Epigenetics References

  1. Allis, CD et al. In CD Allis, T Jenuwein, & D Reinberg (Eds.), Epigenetics (p. 23-62). New York: Cold Spring Harbor Laboratory Press (2007).
  2. Cairns, BR. Nat Struct Mol Biol 14: 989-996 (2007).
  3. Elgin, SC & Reuter, G. In CD Allis, T Jenuwein, & D Reinberg (Eds.), Epigenetics (p. 81-100). New York: Cold Spring Harbor Laboratory Press (2007).
  4. Esteller, M. Nature Rev Genet 8: 286-297 (2007).
  5. Esteller, M. N Engl J Med 358: 1148-1159 (2008).
  6. Feinberg, AP. Nature 447: 433-440 (2007).
  7. Henderson, IR & Jacobsen, SE. Nature 447: 418-424 (2007).
  8. Kouzarides, T & Berger, SL. In CD Allis, T Jenuwein, & D Reinberg (Eds.), Epigenetics (p. 191-210).
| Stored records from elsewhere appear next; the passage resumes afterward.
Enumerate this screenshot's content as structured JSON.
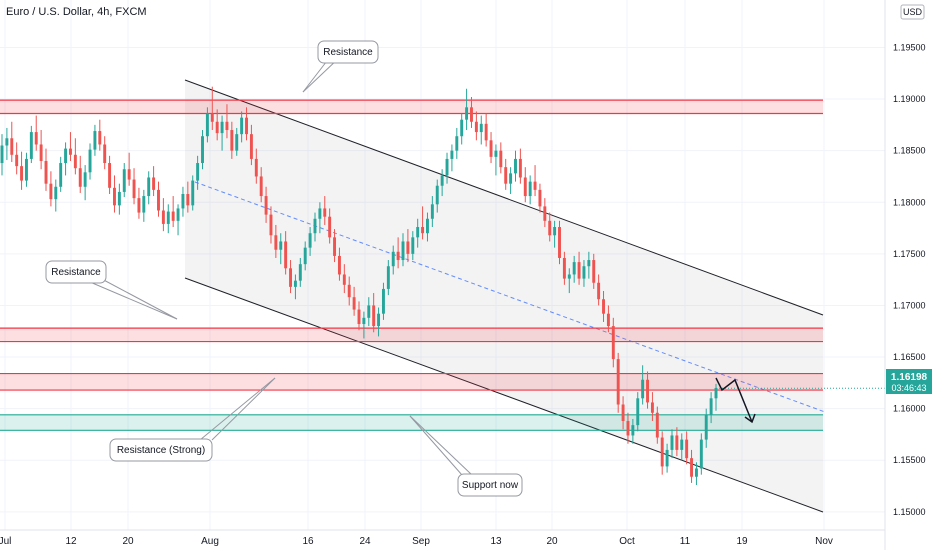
{
  "header": {
    "symbol_title": "Euro / U.S. Dollar, 4h, FXCM",
    "currency_button": "USD"
  },
  "price_tag": {
    "price": "1.16198",
    "countdown": "03:46:43"
  },
  "chart_data": {
    "type": "candlestick",
    "title": "Euro / U.S. Dollar, 4h, FXCM",
    "x_ticks": [
      "Jul",
      "12",
      "20",
      "Aug",
      "16",
      "24",
      "Sep",
      "13",
      "20",
      "Oct",
      "11",
      "19",
      "Nov"
    ],
    "y_ticks": [
      "1.19500",
      "1.19000",
      "1.18500",
      "1.18000",
      "1.17500",
      "1.17000",
      "1.16500",
      "1.16000",
      "1.15500",
      "1.15000"
    ],
    "ylim": [
      1.1463,
      1.1996
    ],
    "zones": [
      {
        "name": "Resistance",
        "from": 1.1886,
        "to": 1.1899,
        "color": "#f23645"
      },
      {
        "name": "Resistance",
        "from": 1.1665,
        "to": 1.1678,
        "color": "#f23645"
      },
      {
        "name": "Resistance (Strong)",
        "from": 1.1618,
        "to": 1.1634,
        "color": "#f23645"
      },
      {
        "name": "Support now",
        "from": 1.1579,
        "to": 1.1594,
        "color": "#22ab94"
      }
    ],
    "annotations": [
      "Resistance",
      "Resistance",
      "Resistance (Strong)",
      "Support now"
    ],
    "last_price": 1.16198,
    "candles": [
      [
        1.1838,
        1.1866,
        1.1826,
        1.1855
      ],
      [
        1.1855,
        1.1872,
        1.1841,
        1.1862
      ],
      [
        1.1862,
        1.1878,
        1.1839,
        1.1846
      ],
      [
        1.1846,
        1.1858,
        1.1827,
        1.1835
      ],
      [
        1.1835,
        1.1849,
        1.1812,
        1.1821
      ],
      [
        1.1821,
        1.1848,
        1.1815,
        1.1842
      ],
      [
        1.1842,
        1.1874,
        1.1838,
        1.1868
      ],
      [
        1.1868,
        1.1884,
        1.185,
        1.1856
      ],
      [
        1.1856,
        1.187,
        1.1832,
        1.184
      ],
      [
        1.184,
        1.1852,
        1.1811,
        1.1818
      ],
      [
        1.1818,
        1.183,
        1.1796,
        1.1803
      ],
      [
        1.1803,
        1.1822,
        1.1791,
        1.1815
      ],
      [
        1.1815,
        1.1844,
        1.181,
        1.1838
      ],
      [
        1.1838,
        1.1858,
        1.1826,
        1.1852
      ],
      [
        1.1852,
        1.1868,
        1.184,
        1.1846
      ],
      [
        1.1846,
        1.1862,
        1.1827,
        1.1833
      ],
      [
        1.1833,
        1.1845,
        1.1809,
        1.1815
      ],
      [
        1.1815,
        1.1836,
        1.1802,
        1.1829
      ],
      [
        1.1829,
        1.1857,
        1.1822,
        1.1851
      ],
      [
        1.1851,
        1.1875,
        1.1845,
        1.1869
      ],
      [
        1.1869,
        1.188,
        1.185,
        1.1856
      ],
      [
        1.1856,
        1.1864,
        1.1832,
        1.1838
      ],
      [
        1.1838,
        1.1845,
        1.1808,
        1.1814
      ],
      [
        1.1814,
        1.1826,
        1.179,
        1.1797
      ],
      [
        1.1797,
        1.1818,
        1.1788,
        1.181
      ],
      [
        1.181,
        1.1838,
        1.1805,
        1.1832
      ],
      [
        1.1832,
        1.1848,
        1.1816,
        1.1822
      ],
      [
        1.1822,
        1.1833,
        1.1798,
        1.1804
      ],
      [
        1.1804,
        1.1814,
        1.1784,
        1.179
      ],
      [
        1.179,
        1.1812,
        1.1781,
        1.1806
      ],
      [
        1.1806,
        1.183,
        1.1798,
        1.1824
      ],
      [
        1.1824,
        1.1835,
        1.1806,
        1.1812
      ],
      [
        1.1812,
        1.182,
        1.1786,
        1.1792
      ],
      [
        1.1792,
        1.1804,
        1.1772,
        1.1779
      ],
      [
        1.1779,
        1.1798,
        1.177,
        1.1791
      ],
      [
        1.1791,
        1.1806,
        1.1776,
        1.1782
      ],
      [
        1.1782,
        1.1798,
        1.1768,
        1.1794
      ],
      [
        1.1794,
        1.1815,
        1.1786,
        1.1808
      ],
      [
        1.1808,
        1.182,
        1.179,
        1.1797
      ],
      [
        1.1797,
        1.1826,
        1.1792,
        1.1821
      ],
      [
        1.1821,
        1.1845,
        1.1812,
        1.1838
      ],
      [
        1.1838,
        1.187,
        1.1832,
        1.1864
      ],
      [
        1.1864,
        1.1892,
        1.1858,
        1.1886
      ],
      [
        1.1886,
        1.1912,
        1.187,
        1.1878
      ],
      [
        1.1878,
        1.189,
        1.186,
        1.1867
      ],
      [
        1.1867,
        1.1884,
        1.185,
        1.1878
      ],
      [
        1.1878,
        1.1895,
        1.1862,
        1.187
      ],
      [
        1.187,
        1.1878,
        1.1842,
        1.185
      ],
      [
        1.185,
        1.1872,
        1.1845,
        1.1866
      ],
      [
        1.1866,
        1.1888,
        1.1858,
        1.1882
      ],
      [
        1.1882,
        1.1892,
        1.186,
        1.1866
      ],
      [
        1.1866,
        1.1875,
        1.1836,
        1.1842
      ],
      [
        1.1842,
        1.1852,
        1.1818,
        1.1825
      ],
      [
        1.1825,
        1.1834,
        1.18,
        1.1806
      ],
      [
        1.1806,
        1.1815,
        1.178,
        1.1788
      ],
      [
        1.1788,
        1.1796,
        1.176,
        1.1768
      ],
      [
        1.1768,
        1.1778,
        1.1746,
        1.1754
      ],
      [
        1.1754,
        1.177,
        1.174,
        1.1762
      ],
      [
        1.1762,
        1.1772,
        1.173,
        1.1736
      ],
      [
        1.1736,
        1.1744,
        1.1712,
        1.1718
      ],
      [
        1.1718,
        1.173,
        1.1706,
        1.1724
      ],
      [
        1.1724,
        1.1746,
        1.1718,
        1.174
      ],
      [
        1.174,
        1.1762,
        1.1734,
        1.1756
      ],
      [
        1.1756,
        1.1776,
        1.1748,
        1.177
      ],
      [
        1.177,
        1.179,
        1.1762,
        1.1784
      ],
      [
        1.1784,
        1.18,
        1.177,
        1.1794
      ],
      [
        1.1794,
        1.1806,
        1.1778,
        1.1786
      ],
      [
        1.1786,
        1.1794,
        1.176,
        1.1766
      ],
      [
        1.1766,
        1.1774,
        1.1742,
        1.1748
      ],
      [
        1.1748,
        1.1756,
        1.1724,
        1.173
      ],
      [
        1.173,
        1.174,
        1.1712,
        1.172
      ],
      [
        1.172,
        1.1728,
        1.17,
        1.1708
      ],
      [
        1.1708,
        1.1718,
        1.169,
        1.1696
      ],
      [
        1.1696,
        1.1704,
        1.1676,
        1.1682
      ],
      [
        1.1682,
        1.1694,
        1.1668,
        1.1688
      ],
      [
        1.1688,
        1.1708,
        1.168,
        1.17
      ],
      [
        1.17,
        1.1712,
        1.1674,
        1.168
      ],
      [
        1.168,
        1.1698,
        1.167,
        1.1692
      ],
      [
        1.1692,
        1.1722,
        1.1686,
        1.1716
      ],
      [
        1.1716,
        1.1744,
        1.171,
        1.1738
      ],
      [
        1.1738,
        1.1758,
        1.173,
        1.1752
      ],
      [
        1.1752,
        1.1766,
        1.1736,
        1.1744
      ],
      [
        1.1744,
        1.177,
        1.1738,
        1.1762
      ],
      [
        1.1762,
        1.1774,
        1.1742,
        1.175
      ],
      [
        1.175,
        1.1772,
        1.1744,
        1.1766
      ],
      [
        1.1766,
        1.1784,
        1.1756,
        1.1776
      ],
      [
        1.1776,
        1.1796,
        1.1764,
        1.177
      ],
      [
        1.177,
        1.179,
        1.1762,
        1.1784
      ],
      [
        1.1784,
        1.1806,
        1.1776,
        1.1798
      ],
      [
        1.1798,
        1.1822,
        1.179,
        1.1816
      ],
      [
        1.1816,
        1.1832,
        1.1806,
        1.1826
      ],
      [
        1.1826,
        1.1848,
        1.1818,
        1.1842
      ],
      [
        1.1842,
        1.1856,
        1.183,
        1.185
      ],
      [
        1.185,
        1.1872,
        1.1842,
        1.1864
      ],
      [
        1.1864,
        1.1886,
        1.1856,
        1.188
      ],
      [
        1.188,
        1.191,
        1.187,
        1.1892
      ],
      [
        1.1892,
        1.1902,
        1.1872,
        1.1878
      ],
      [
        1.1878,
        1.1888,
        1.186,
        1.1868
      ],
      [
        1.1868,
        1.1884,
        1.1856,
        1.1876
      ],
      [
        1.1876,
        1.1886,
        1.1854,
        1.186
      ],
      [
        1.186,
        1.1868,
        1.1838,
        1.1844
      ],
      [
        1.1844,
        1.1856,
        1.1826,
        1.185
      ],
      [
        1.185,
        1.1858,
        1.1828,
        1.1834
      ],
      [
        1.1834,
        1.1842,
        1.1812,
        1.1818
      ],
      [
        1.1818,
        1.1834,
        1.1808,
        1.1828
      ],
      [
        1.1828,
        1.185,
        1.182,
        1.1842
      ],
      [
        1.1842,
        1.1852,
        1.1818,
        1.1824
      ],
      [
        1.1824,
        1.1834,
        1.18,
        1.1806
      ],
      [
        1.1806,
        1.1826,
        1.1798,
        1.182
      ],
      [
        1.182,
        1.1836,
        1.1806,
        1.1812
      ],
      [
        1.1812,
        1.1818,
        1.179,
        1.1796
      ],
      [
        1.1796,
        1.1804,
        1.1776,
        1.1782
      ],
      [
        1.1782,
        1.179,
        1.1762,
        1.1768
      ],
      [
        1.1768,
        1.1782,
        1.1756,
        1.1776
      ],
      [
        1.1776,
        1.1782,
        1.174,
        1.1746
      ],
      [
        1.1746,
        1.1752,
        1.172,
        1.1726
      ],
      [
        1.1726,
        1.1736,
        1.1712,
        1.173
      ],
      [
        1.173,
        1.1748,
        1.1722,
        1.1742
      ],
      [
        1.1742,
        1.1752,
        1.172,
        1.1726
      ],
      [
        1.1726,
        1.1744,
        1.1718,
        1.1738
      ],
      [
        1.1738,
        1.1752,
        1.1726,
        1.1744
      ],
      [
        1.1744,
        1.175,
        1.1716,
        1.1722
      ],
      [
        1.1722,
        1.173,
        1.17,
        1.1706
      ],
      [
        1.1706,
        1.1714,
        1.1684,
        1.1692
      ],
      [
        1.1692,
        1.17,
        1.1674,
        1.168
      ],
      [
        1.168,
        1.1688,
        1.164,
        1.1648
      ],
      [
        1.1648,
        1.1654,
        1.1596,
        1.1604
      ],
      [
        1.1604,
        1.1612,
        1.158,
        1.1588
      ],
      [
        1.1588,
        1.1596,
        1.1566,
        1.1574
      ],
      [
        1.1574,
        1.159,
        1.1566,
        1.1584
      ],
      [
        1.1584,
        1.1616,
        1.1578,
        1.161
      ],
      [
        1.161,
        1.1642,
        1.1604,
        1.1628
      ],
      [
        1.1628,
        1.1636,
        1.16,
        1.1606
      ],
      [
        1.1606,
        1.1616,
        1.1588,
        1.1596
      ],
      [
        1.1596,
        1.1602,
        1.1566,
        1.1572
      ],
      [
        1.1572,
        1.1578,
        1.1536,
        1.1544
      ],
      [
        1.1544,
        1.1566,
        1.1538,
        1.156
      ],
      [
        1.156,
        1.158,
        1.1552,
        1.1574
      ],
      [
        1.1574,
        1.1582,
        1.1554,
        1.156
      ],
      [
        1.156,
        1.1576,
        1.155,
        1.157
      ],
      [
        1.157,
        1.1578,
        1.1546,
        1.1552
      ],
      [
        1.1552,
        1.156,
        1.1528,
        1.1534
      ],
      [
        1.1534,
        1.1548,
        1.1526,
        1.1542
      ],
      [
        1.1542,
        1.1576,
        1.1536,
        1.157
      ],
      [
        1.157,
        1.16,
        1.1562,
        1.1594
      ],
      [
        1.1594,
        1.1616,
        1.1586,
        1.161
      ],
      [
        1.161,
        1.1624,
        1.1598,
        1.162
      ]
    ]
  }
}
New York: Cold Spring Harbor Press (2007).
  9. Mikkelsen, TS et al. Nature 454: 49-55 (2008).
  10. Miranda, TB & Jones, PA. J Cell Physiol 213: 384-390 (2007).
  11. Reik, W. Nature 447: 425-432 (2007).
  12. Scheuttengruber, B et al. Cell 128: 735-745 (2007).
  13. Sedivy, JM et al. Exp Cell Res 314: 1909-1917 (2008).
  14. Suzuki, M. Nat Rev Genet 9: 465-476 (2008).
  15. Zoghbi, HY & Beaudet AL. In CD Allis, T Jenuwein, & D Reinberg (Eds.), Epigenetics (p. 435-456). New York: Cold Spring Harbor Laboratory Press (2007).